Laboratory for Molecular Cardiology, The Danish National Research Foundation Centre for Cardiac Arrhythmia, The Heart Centre, Copenhagen University Hospital, Rigshospitalet, and The Danish National Research Foundation Centre for Cardiac Arrhythmia, Faculty of Health Sciences, University of Copenhagen, Copenhagen, Denmark.
PLoS One. 2010 Nov 30;5(11):e14135. doi: 10.1371/journal.pone.0014135.
Seven transmembrane receptors (7TMRs) can adopt different active conformations facilitating a selective activation of either G protein or β-arrestin-dependent signaling pathways. This represents an opportunity for development of novel therapeutics targeting selective biological effects of a given receptor. Several studies on pathway separation have been performed, many of these on the Angiotensin II type 1 receptor (AT1R). It has been shown that certain ligands or mutations facilitate internalization and/or recruitment of β-arrestins without activation of G proteins. However, the underlying molecular mechanisms remain largely unresolved. For instance, it is unclear whether such selective G protein-uncoupling is caused by a lack of ability to interact with G proteins or rather by an increased ability of the receptor to recruit β-arrestins. Since uncoupling of G proteins by increased ability to recruit β-arrestins could lead to different cellular or in vivo outcomes than lack of ability to interact with G proteins, it is essential to distinguish between these two mechanisms.

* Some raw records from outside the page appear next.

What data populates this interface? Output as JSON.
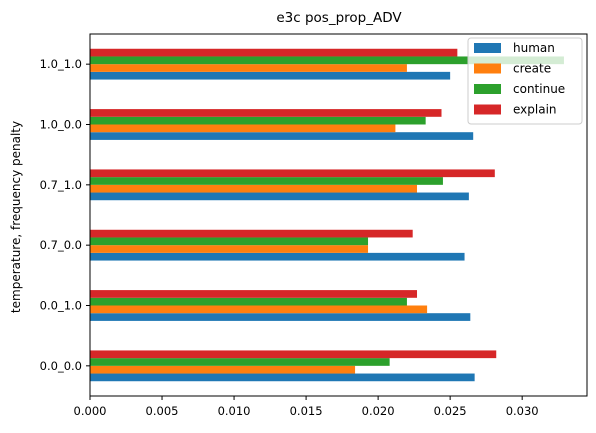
{
  "chart_data": {
    "type": "bar",
    "orientation": "horizontal",
    "title": "e3c pos_prop_ADV",
    "xlabel": "",
    "ylabel": "temperature, frequency penalty",
    "categories": [
      "0.0_0.0",
      "0.0_1.0",
      "0.7_0.0",
      "0.7_1.0",
      "1.0_0.0",
      "1.0_1.0"
    ],
    "series": [
      {
        "name": "human",
        "color": "#1f77b4",
        "values": [
          0.0267,
          0.0264,
          0.026,
          0.0263,
          0.0266,
          0.025
        ]
      },
      {
        "name": "create",
        "color": "#ff7f0e",
        "values": [
          0.0184,
          0.0234,
          0.0193,
          0.0227,
          0.0212,
          0.022
        ]
      },
      {
        "name": "continue",
        "color": "#2ca02c",
        "values": [
          0.0208,
          0.022,
          0.0193,
          0.0245,
          0.0233,
          0.0329
        ]
      },
      {
        "name": "explain",
        "color": "#d62728",
        "values": [
          0.0282,
          0.0227,
          0.0224,
          0.0281,
          0.0244,
          0.0255
        ]
      }
    ],
    "xlim": [
      0,
      0.0345
    ],
    "xticks": [
      "0.000",
      "0.005",
      "0.010",
      "0.015",
      "0.020",
      "0.025",
      "0.030"
    ],
    "legend_position": "top-right",
    "grid": false
  }
}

METHODOLOGY/PRINCIPAL FINDINGS: We studied five AT1R mutants previously published to display pathway separation: D74N, DRY/AAY, Y292F, N298A, and Y302F (Ballesteros-Weinstein numbering: 2.50, 3.49-3.51, 7.43, 7.49, and 7.53). We find that D74N, DRY/AAY, and N298A mutants are more prone to β-arrestin recruitment than WT. In contrast, receptor mutants Y292F and Y302F showed impaired ability to recruit β-arrestin in response to Sar1-Ile4-Ile8 (SII) Ang II, a ligand solely activating the β-arrestin pathway.
CONCLUSIONS/SIGNIFICANCE: Our analysis reveals that the underlying conformations induced by these AT1R mutants most likely represent principally different mechanisms of uncoupling the G protein, which for some mutants may be due to their increased ability to recruit β-arrestin2. Hereby, these findings have important implications for drug discovery and 7TMR biology and illustrate the necessity of uncovering the exact molecular determinants for G protein-coupling and β-arrestin recruitment, respectively.
七次跨膜受体(7TMRs)可以采用不同的活性构象,从而选择性地激活 G 蛋白或β-arrestin 依赖性信号通路。这为开发针对特定受体的选择性生物学效应的新型治疗药物提供了机会。已经进行了许多关于途径分离的研究,其中许多是关于血管紧张素 II 型 1 型受体(AT1R)的。已经表明,某些配体或突变促进了β-arrestin 的内化和/或募集,而不激活 G 蛋白。然而,潜在的分子机制在很大程度上仍未得到解决。例如,尚不清楚这种选择性 G 蛋白偶联的缺失是由于缺乏与 G 蛋白相互作用的能力,还是由于受体募集β-arrestin 的能力增强所致。由于通过增强募集β-arrestin 的能力而导致 G 蛋白解偶联可能导致与缺乏与 G 蛋白相互作用的能力不同的细胞或体内结果,因此必须区分这两种机制。
方法/主要发现:我们研究了先前发表的五个显示途径分离的 AT1R 突变体:D74N、DRY/AAY、Y292F、N298A 和 Y302F(Ballesteros-Weinstein 编号:2.50、3.49-3.51、7.43、7.49 和 7.53)。我们发现 D74N、DRY/AAY 和 N298A 突变体比 WT 更容易募集β-arrestin。相比之下,受体突变体 Y292F 和 Y302F 对 Sar1-Ile4-Ile8(SII)Ang II 的反应显示出募集β-arrestin 的能力受损,SII Ang II 是一种仅激活β-arrestin 途径的配体。
结论/意义:我们的分析表明,这些 AT1R 突变体诱导的潜在构象很可能代表了不同的解偶联 G 蛋白的主要机制,对于某些突变体,其原因可能是它们募集β-arrestin2 的能力增强。因此,这些发现对药物发现和 7TMR 生物学具有重要意义,并说明了分别揭示 G 蛋白偶联和β-arrestin 募集的确切分子决定因素的必要性。